Malgré le vœu des autorités centrafricaines pour la levée totale de l’embargo sur les armes à destination de la République centrafricaine, la mesure a été reconduite, ce 27 juillet 2023, jusqu’au 31 juillet 2024 par le Conseil de sécurité de l’Onu. Une reconduction suivie d’un régime d’assouplissement.
La nouvelle décision prise par le Conseil de sécurité de l’Onu reconduit pour la énième fois le régime de sanctions s’appliquant en République centrafricaine (RCA), tout en décidant que l’embargo sur les armes qui en fait partie continuera de ne pas s’appliquer à la fourniture, à la vente ou au transfert d’armes et de matériel connexe aux forces de sécurité centrafricaines. Une décision qui contraste avec les attentes des autorités et du peuple centrafricain.
Le Conseil de sécurité se dit préoccupé par la situation humanitaire en République centrafricaine et par le conflit éclaté au Soudan voisin avec des incidences humanitaire et sécuritaire. Prenant note de la demande de levée de l’embargo sur les armes formulée par les autorités centrafricaines et prenant note également des positions exprimées par les organisations régionales et sous‑régionales africaines dans le cadre de leur soutien au processus de paix, le Conseil décide : « Agissant en vertu du Chapitre VII de la Charte des Nations Unies, décide que les mesures d’embargo sur les armes imposées dans la résolution 2127 (2013) et les prescriptions en matière de notification énoncées au paragraphe 1 de la résolution 2648 (2022) ne s’appliquent plus à la fourniture, à la vente ou au transfert d’armes et de matériel connexe ni à la fourniture d’une assistance ou de services de conseil ou de formation aux forces de sécurité centrafricaines, dont les services publics civils chargés du maintien de l’ordre », a décidé le Conseil de sécurité.
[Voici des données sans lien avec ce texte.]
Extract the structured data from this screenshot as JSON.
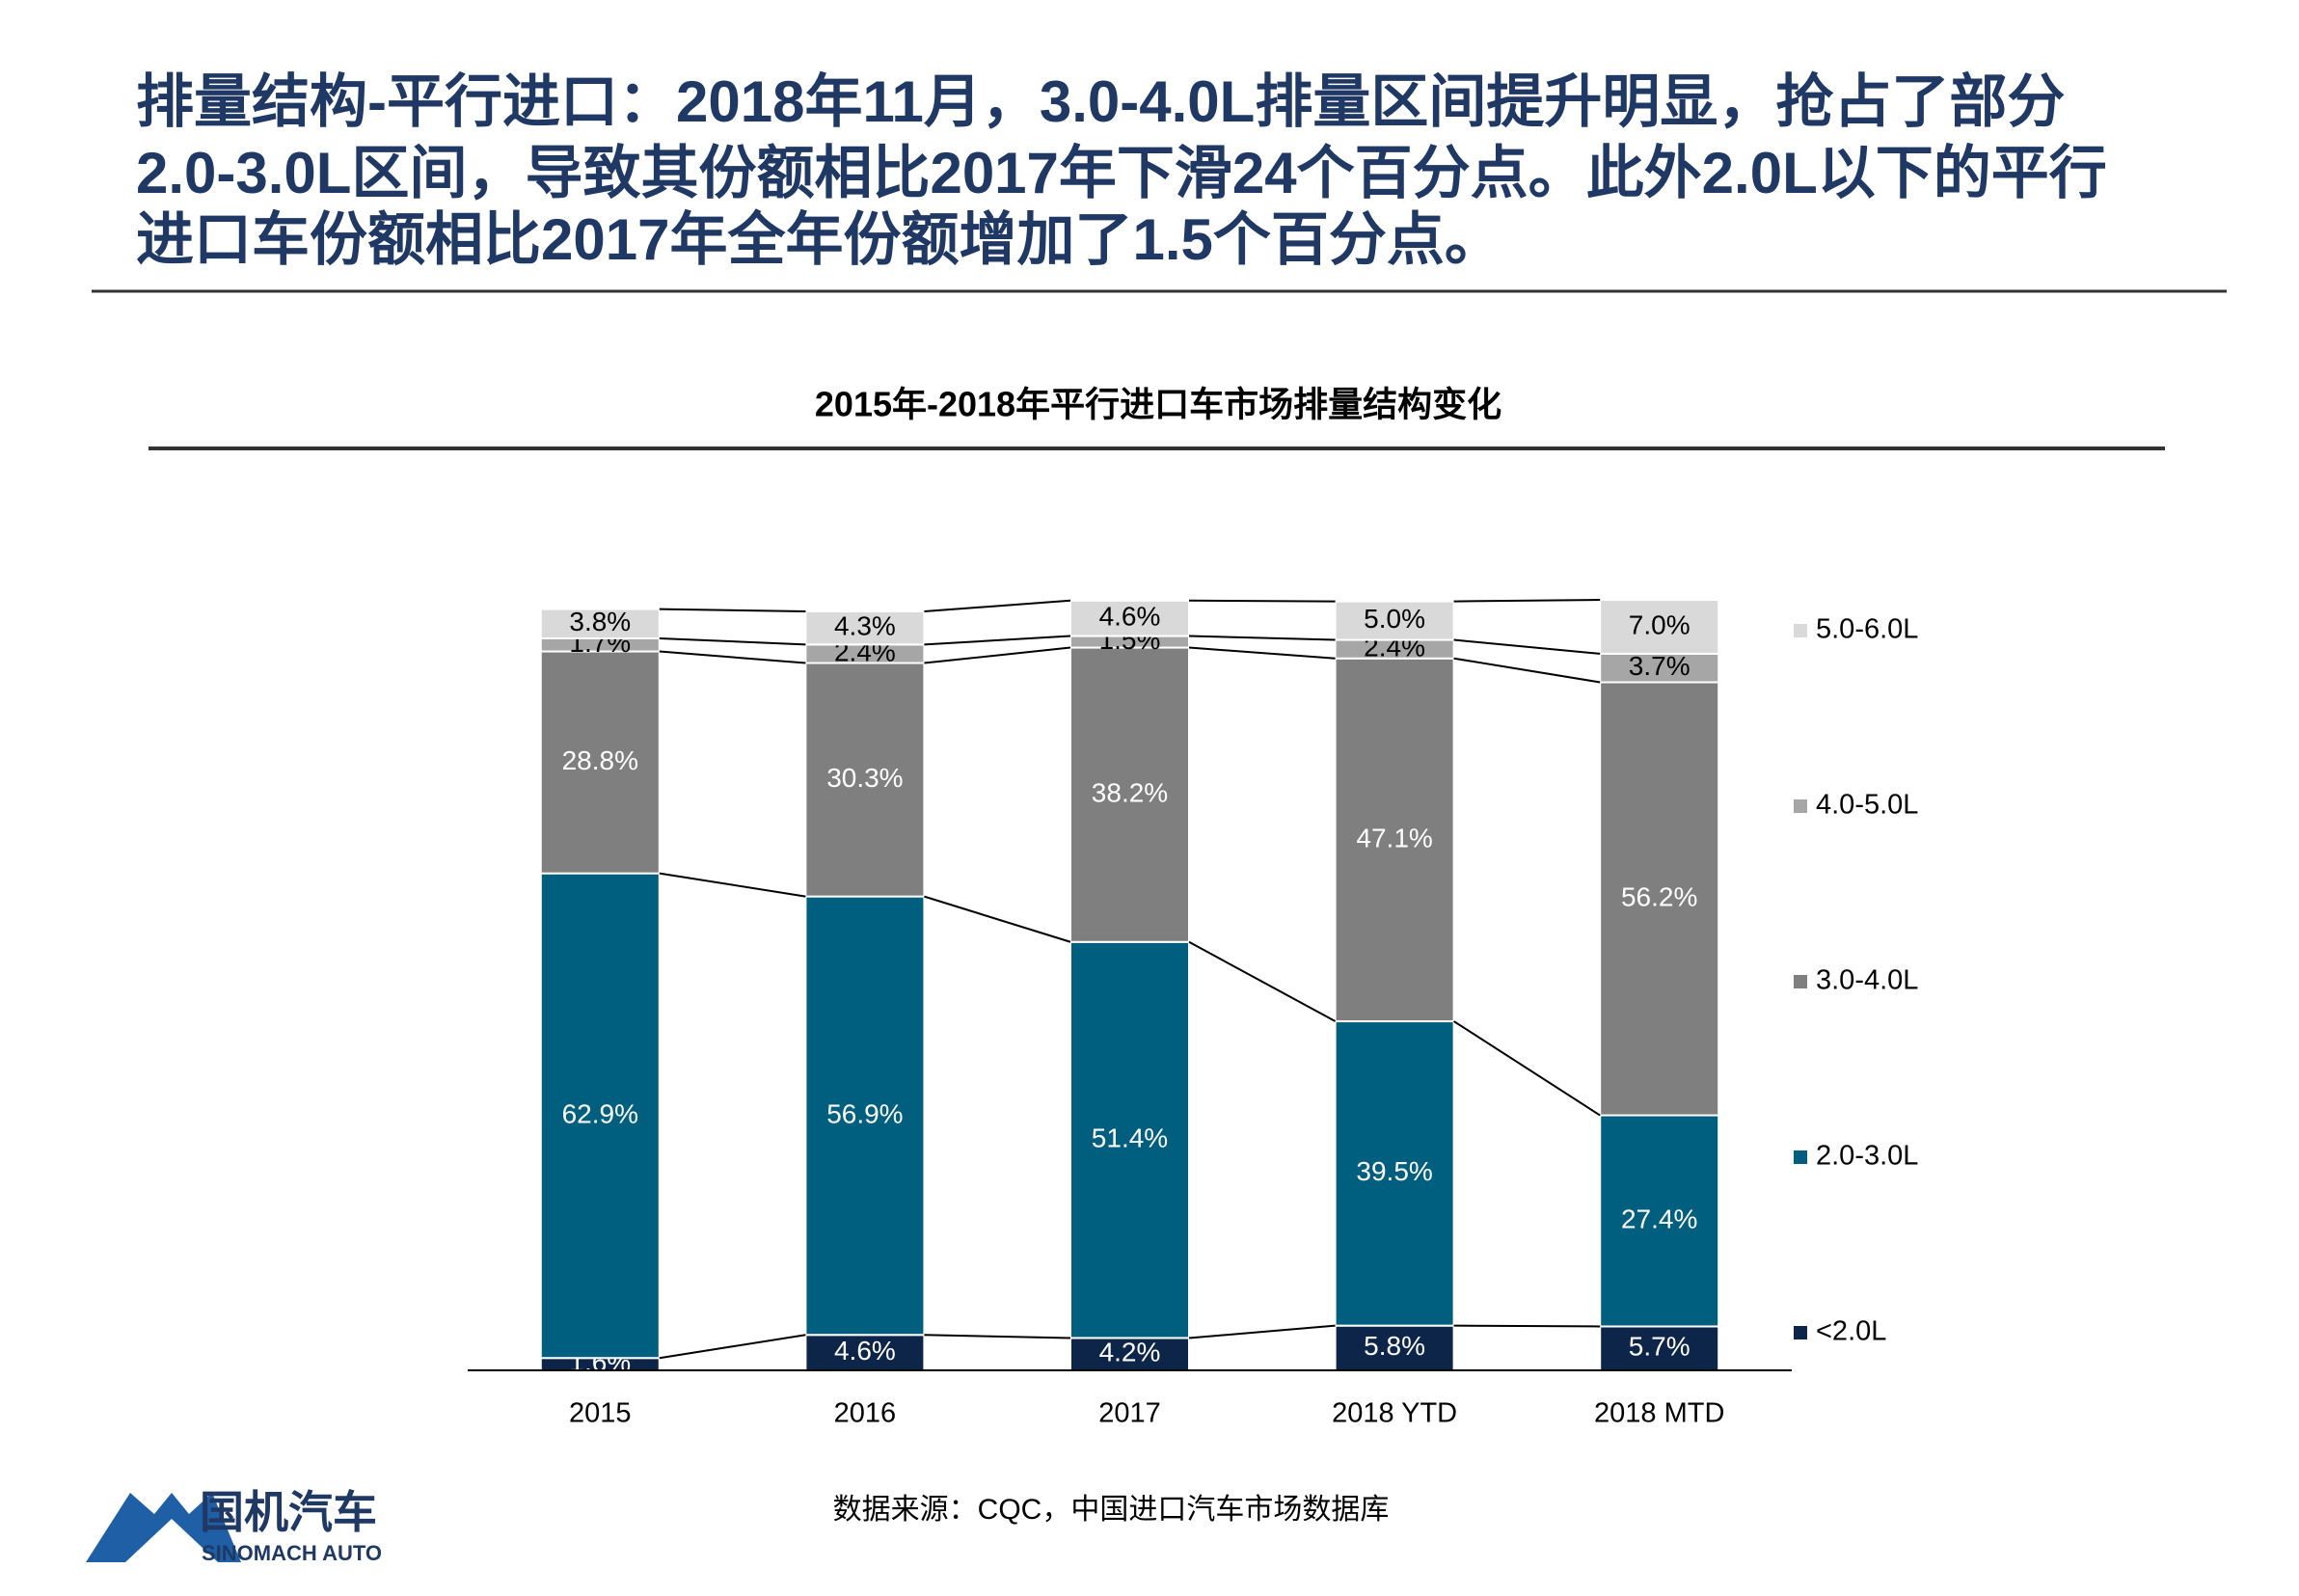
{
  "header": {
    "title_lines": [
      "排量结构-平行进口：2018年11月，3.0-4.0L排量区间提升明显，抢占了部分",
      "2.0-3.0L区间，导致其份额相比2017年下滑24个百分点。此外2.0L以下的平行",
      "进口车份额相比2017年全年份额增加了1.5个百分点。"
    ]
  },
  "chart_data": {
    "type": "stacked_bar",
    "title": "2015年-2018年平行进口车市场排量结构变化",
    "categories": [
      "2015",
      "2016",
      "2017",
      "2018 YTD",
      "2018 MTD"
    ],
    "ylim": [
      0,
      100
    ],
    "series": [
      {
        "name": "<2.0L",
        "color": "#0d2548",
        "label_color": "#ffffff",
        "values": [
          1.6,
          4.6,
          4.2,
          5.8,
          5.7
        ],
        "value_labels": [
          "1.6%",
          "4.6%",
          "4.2%",
          "5.8%",
          "5.7%"
        ]
      },
      {
        "name": "2.0-3.0L",
        "color": "#005f7f",
        "label_color": "#ffffff",
        "values": [
          62.9,
          56.9,
          51.4,
          39.5,
          27.4
        ],
        "value_labels": [
          "62.9%",
          "56.9%",
          "51.4%",
          "39.5%",
          "27.4%"
        ]
      },
      {
        "name": "3.0-4.0L",
        "color": "#7f7f7f",
        "label_color": "#ffffff",
        "values": [
          28.8,
          30.3,
          38.2,
          47.1,
          56.2
        ],
        "value_labels": [
          "28.8%",
          "30.3%",
          "38.2%",
          "47.1%",
          "56.2%"
        ]
      },
      {
        "name": "4.0-5.0L",
        "color": "#a6a6a6",
        "label_color": "#000000",
        "values": [
          1.7,
          2.4,
          1.5,
          2.4,
          3.7
        ],
        "value_labels": [
          "1.7%",
          "2.4%",
          "1.5%",
          "2.4%",
          "3.7%"
        ]
      },
      {
        "name": "5.0-6.0L",
        "color": "#d9d9d9",
        "label_color": "#000000",
        "values": [
          3.8,
          4.3,
          4.6,
          5.0,
          7.0
        ],
        "value_labels": [
          "3.8%",
          "4.3%",
          "4.6%",
          "5.0%",
          "7.0%"
        ]
      }
    ],
    "legend": "right",
    "source": "数据来源：CQC，中国进口汽车市场数据库"
  },
  "logo": {
    "name_cn": "国机汽车",
    "name_en": "SINOMACH AUTO"
  }
}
Il est également décidé que : « toutes les autres dispositions énoncées au paragraphe 1 de la résolution 2648 (2022) continuent de s’appliquer jusqu’au 31 juillet 2024, et qu’en outre, il incombe au premier chef à l’État Membre fournisseur ou à l’organisation internationale, régionale ou sous-régionale fournisseuse de notifier le Comité et que cette notification doit être donnée préalablement à la livraison d’articles ou à la fourniture d’une assistance … ». Par la même occasion, le mandat du groupe d’experts du comité de suivi est prorogé jusqu’au 31 août 2024. Il devra produire un rapport à mi-parcours d’ici au 31 janvier 2024, et un rapport final d’ici au 15 juin 2024.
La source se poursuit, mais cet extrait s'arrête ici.